Graeme Hugo’s “The Role of International Migration in Australia’s Research Workforce“, published in the Asian and Pacific Migration Journal (23, 1), highlights two important facts: Australia’s excellent migration data and some of the benefits of circular migration.
Hugo notes “Australia has a highly developed, comprehensive and accurate international migration data system” (p.30). I was struck on some recent travel about how little airport paper work you fill out in Europe and the Middle East compared to Australia. I guess the flipside is these other destinations miss out on this data. Our island continent is also much easier to maintain accurate records for than countries where the movement of people is more open (this goes for our asylum policy also). Hugo details this data and how the records are kept.
Because of this, I see Australia as having a special role to play for global migration research. We can help this increasingly important research area. Researchers in other countries regularly exclaim the merits of Australian migration data. Instead of locking up administrative data and movement records, there should be much more transparency. Easy to use interfaces would help researchers better utilise this source. The benefits are diverse but substantial, global in nature. A default “open” stance would help. Unfortunately all too often, these benefits are not considered by a risk-adverse bureaucracy.
Hugo moves on from the data and explains the basics of Australia’s research workforce. A few stats from his paper:
- 27.3 per cent of the Australian population are migrants but “the proportions were higher for the high skilled groups of considered here – scientists (30.4 percent), researchers (38.1 percent) and university academics (41.3 percent)” (p.32)
- “Between 2001 and 2006, the proportion of all workers who were born over- seas increased from 24.3 percent to 27.3 percent but the proportion for all researchers increased from 35.2 percent to 38.1 percent (Hugo, 2005a;2005b)” (p.32)
- “The number of researchers entering Australia on a long-term visitor basis increased from 1,939 in 1995- 1996 to 7,076 a decade later and 13,825 in 2008-2009 and 16,231 in 2011-2012.” (p.32-34)
- “Over the 1992-2010 period, 42.6 percent of all scientists leaving Australia on a permanent basis were overseas-born while this was the case for almost a third (32.2 percent) of scientists leaving on a long term basis.” (p.35)
(There are some lovely maps on pages 36 and 37 which visual the immigration trends for researchers entering Australia)
In the most forceful section, Hugo implicitly refutes the notion of ‘brain drain’. Hugo himself has been a prominent researcher on the concept of circular migration and how it presents complexities for any simple consideration of benefit or loss via migration. His discussion on Australia’s researcher diaspora points to how only a handful say (in surveys) they have no intention to return home. This is backed up by the data where it is shown there is “a high level of return migration among Australian researchers who live and work in foreign countries” (p.39). The most common reasons for this return migration are lifestyle and family related, with employment opportunities a long way behind (Table 4, p. 41).

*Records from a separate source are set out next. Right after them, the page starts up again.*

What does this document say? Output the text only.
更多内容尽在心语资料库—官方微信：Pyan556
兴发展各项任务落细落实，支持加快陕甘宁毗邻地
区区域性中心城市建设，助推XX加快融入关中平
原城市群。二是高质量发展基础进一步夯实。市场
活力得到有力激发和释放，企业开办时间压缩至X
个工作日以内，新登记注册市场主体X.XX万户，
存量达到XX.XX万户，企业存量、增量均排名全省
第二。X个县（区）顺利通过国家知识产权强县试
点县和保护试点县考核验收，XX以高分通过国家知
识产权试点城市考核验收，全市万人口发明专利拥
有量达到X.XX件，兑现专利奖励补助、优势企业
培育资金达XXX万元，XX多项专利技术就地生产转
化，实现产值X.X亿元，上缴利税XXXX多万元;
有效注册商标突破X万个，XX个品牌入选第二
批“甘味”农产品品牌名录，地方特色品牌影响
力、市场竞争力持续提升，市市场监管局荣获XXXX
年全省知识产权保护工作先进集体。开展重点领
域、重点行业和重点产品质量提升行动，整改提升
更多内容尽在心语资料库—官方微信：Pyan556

Hugo is also confident about a greater ability of diaspora communities to better engage with home communities thanks to technology and faster, cheaper international travel. Perhaps I fall into this category myself. I’ve been living in Timor Leste for the past couple of months, as well as a bit of travel through Europe, while doing bits of pieces of research work. All I need is my Airbook, my mobile phone and a coffee. I don’t think this is what Graeme Hugo had in mind when he was writing this article but it is very hard to capture how broad experiences can be (I’m here for family, not work reasons).
What makes me most confident about this research agenda and the ability of Australia’s research community to capture these benefits is the strong identification with Australia that people living overseas have (p.42). Hugo highlights one survey showing 42 per cent of Australian emigrant researchers keep regular contact with Australian work colleagues. This is a massive number which was simply not possible even a decade ago.

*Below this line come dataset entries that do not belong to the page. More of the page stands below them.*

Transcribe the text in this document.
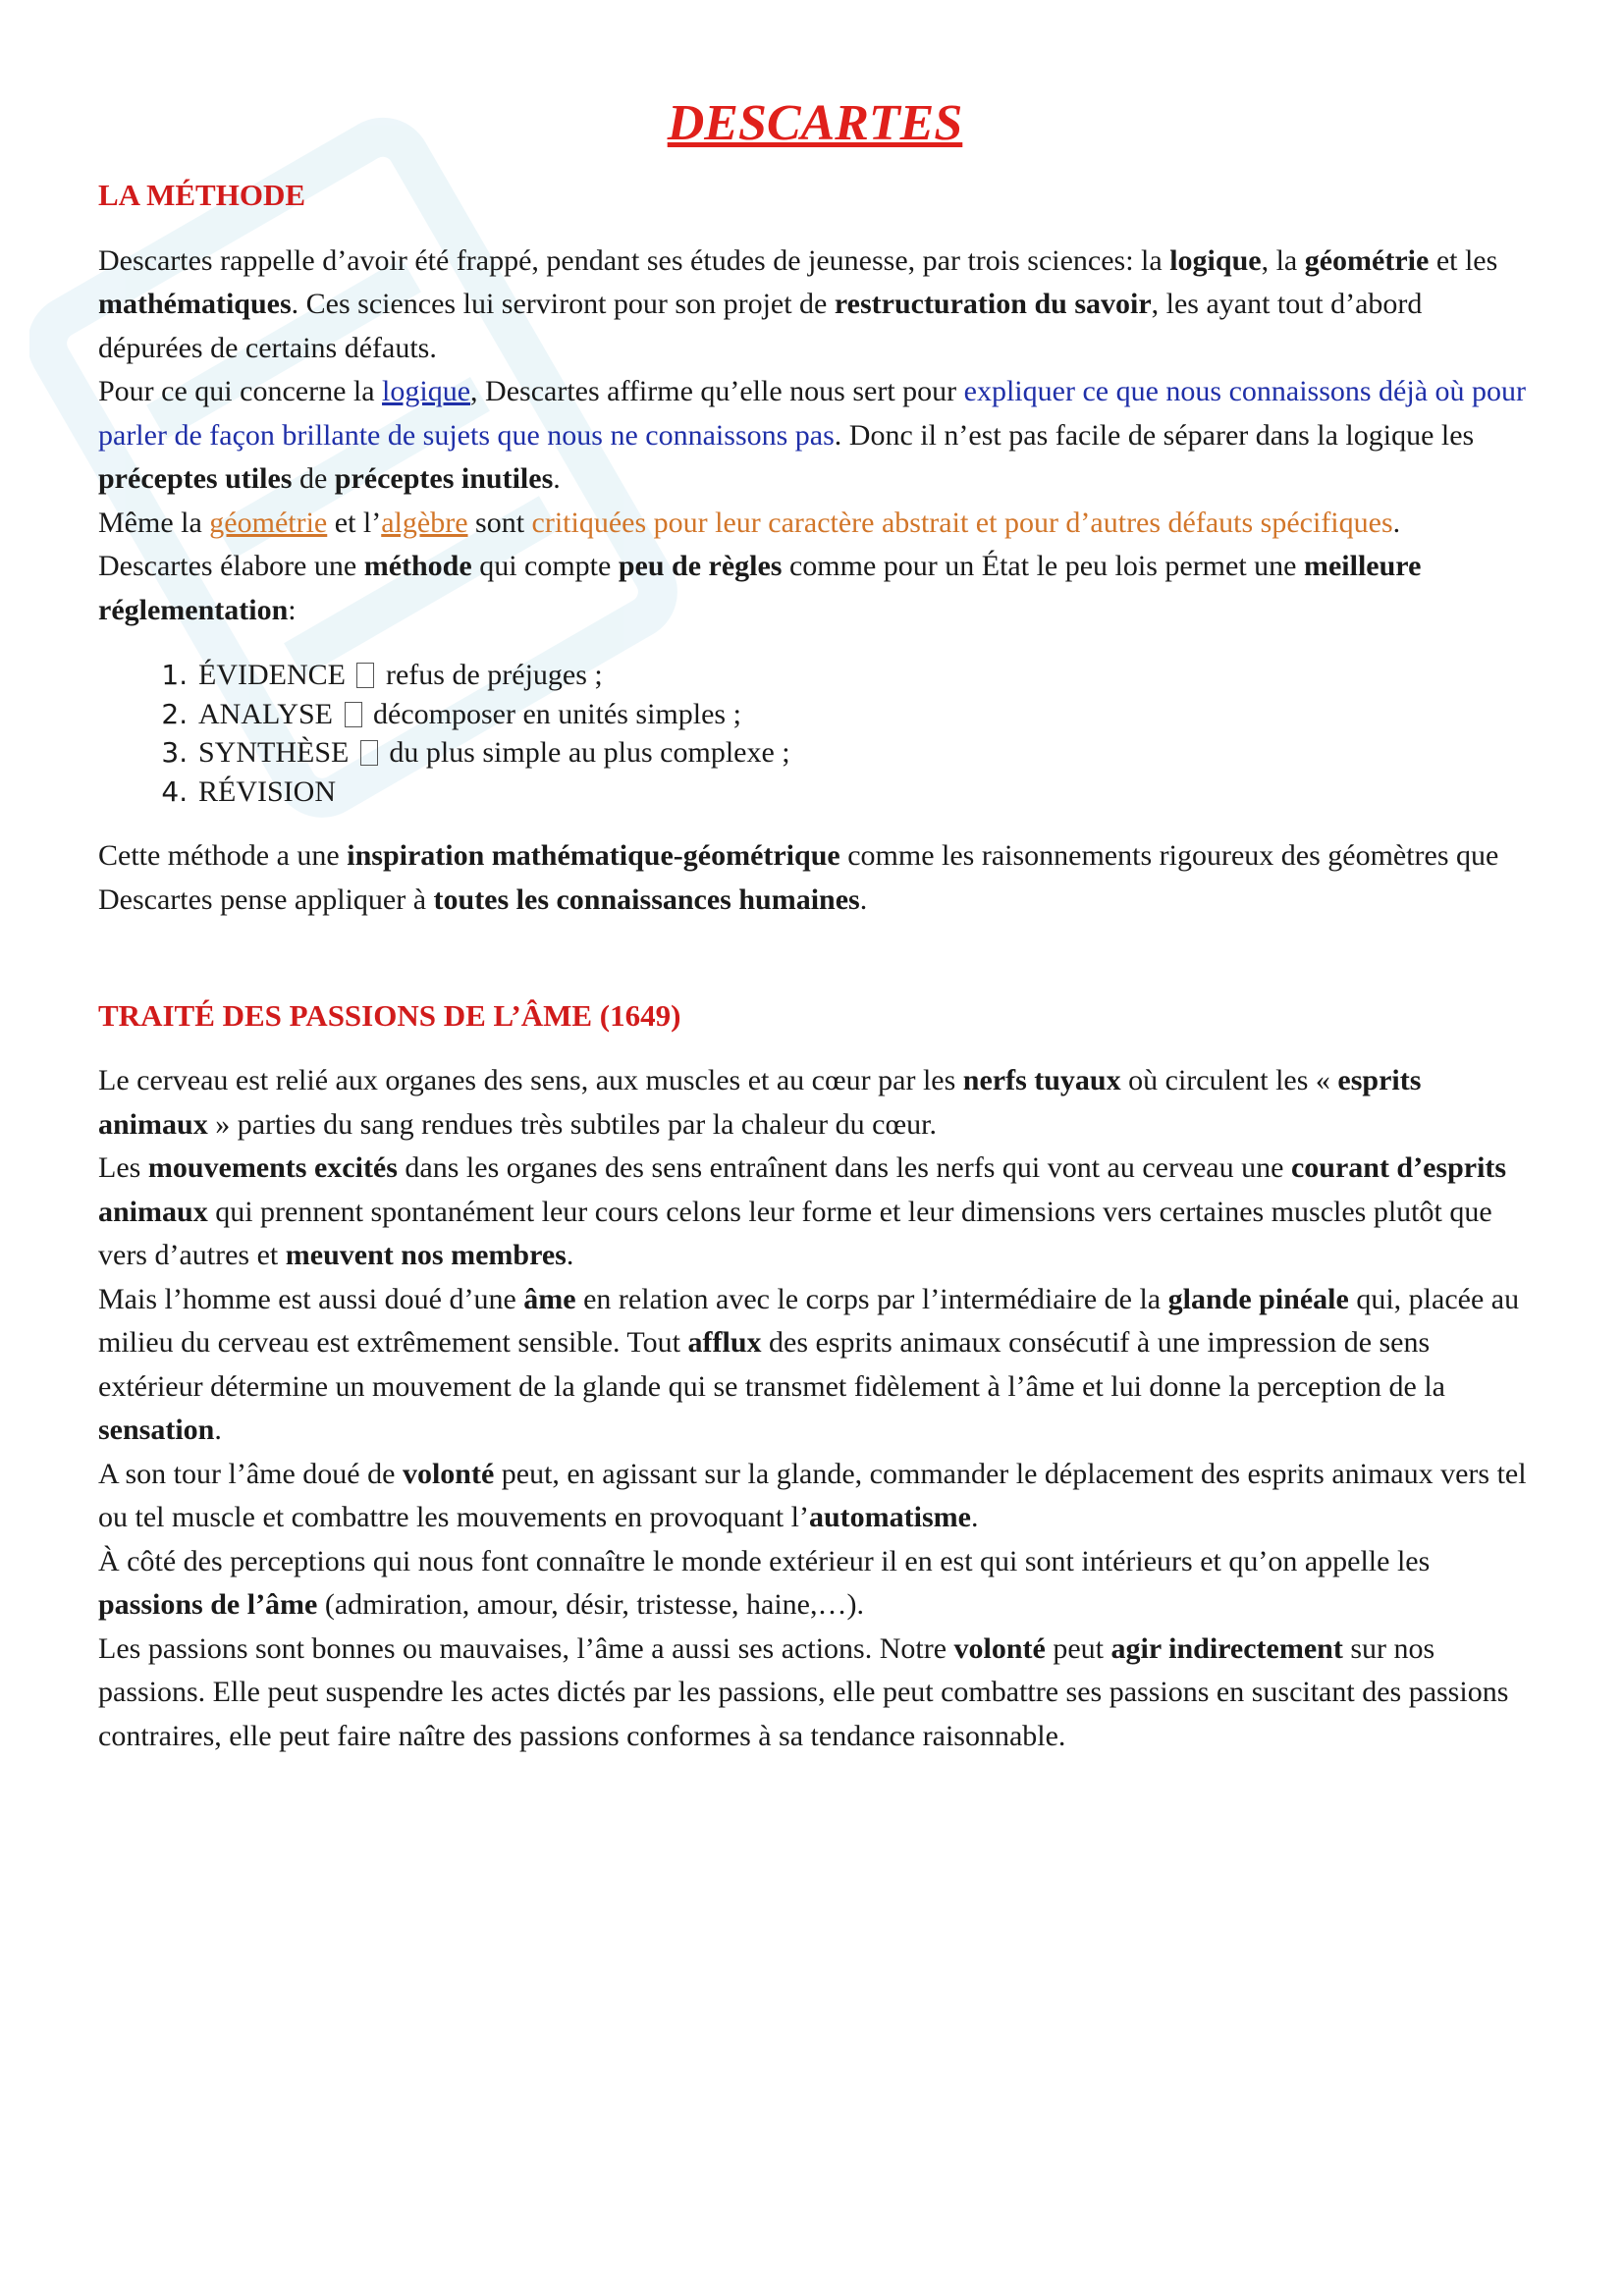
DESCARTES
LA MÉTHODE

Descartes rappelle d’avoir été frappé, pendant ses études de jeunesse, par trois sciences: la logique, la géométrie et les mathématiques. Ces sciences lui serviront pour son projet de restructuration du savoir, les ayant tout d’abord dépurées de certains défauts.

Pour ce qui concerne la logique, Descartes affirme qu’elle nous sert pour expliquer ce que nous connaissons déjà où pour parler de façon brillante de sujets que nous ne connaissons pas. Donc il n’est pas facile de séparer dans la logique les préceptes utiles de préceptes inutiles.

Même la géométrie et l’algèbre sont critiquées pour leur caractère abstrait et pour d’autres défauts spécifiques.

Descartes élabore une méthode qui compte peu de règles comme pour un État le peu lois permet une meilleure réglementation:

1. ÉVIDENCE  refus de préjuges ;
2. ANALYSE  décomposer en unités simples ;
3. SYNTHÈSE  du plus simple au plus complexe ;
4. RÉVISION

Cette méthode a une inspiration mathématique-géométrique comme les raisonnements rigoureux des géomètres que Descartes pense appliquer à toutes les connaissances humaines.

TRAITÉ DES PASSIONS DE L’ÂME (1649)

Le cerveau est relié aux organes des sens, aux muscles et au cœur par les nerfs tuyaux où circulent les « esprits animaux » parties du sang rendues très subtiles par la chaleur du cœur.

Les mouvements excités dans les organes des sens entraînent dans les nerfs qui vont au cerveau une courant d’esprits animaux qui prennent spontanément leur cours celons leur forme et leur dimensions vers certaines muscles plutôt que vers d’autres et meuvent nos membres.

Mais l’homme est aussi doué d’une âme en relation avec le corps par l’intermédiaire de la glande pinéale qui, placée au milieu du cerveau est extrêmement sensible. Tout afflux des esprits animaux consécutif à une impression de sens extérieur détermine un mouvement de la glande qui se transmet fidèlement à l’âme et lui donne la perception de la sensation.

A son tour l’âme doué de volonté peut, en agissant sur la glande, commander le déplacement des esprits animaux vers tel ou tel muscle et combattre les mouvements en provoquant l’automatisme.

À côté des perceptions qui nous font connaître le monde extérieur il en est qui sont intérieurs et qu’on appelle les passions de l’âme (admiration, amour, désir, tristesse, haine,…).

Les passions sont bonnes ou mauvaises, l’âme a aussi ses actions. Notre volonté peut agir indirectement sur nos passions. Elle peut suspendre les actes dictés par les passions, elle peut combattre ses passions en suscitant des passions contraires, elle peut faire naître des passions conformes à sa tendance raisonnable.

Hugo drives home his hypothesis with case studies into the Chinese and Indian research community in Australia. His conclusion is a plea for more understanding about how these important sub-categories of immigration go unnoticed in the public discourse. Even in a highly educated area like academic researchers, a peak lobby group relying on ‘brain drain’ arguments in their advocacy in a country like Australia is pathetic. His policy solutions (a welcome contribution in an academic article) include fine tuning immigration selection, increasing the scope to facilitate return of Australian emigrants and innovation in incorporating diaspora activity (p.48).
This is an excellent paper which policy-makers would do well to read and use as evidence for government decision-makers.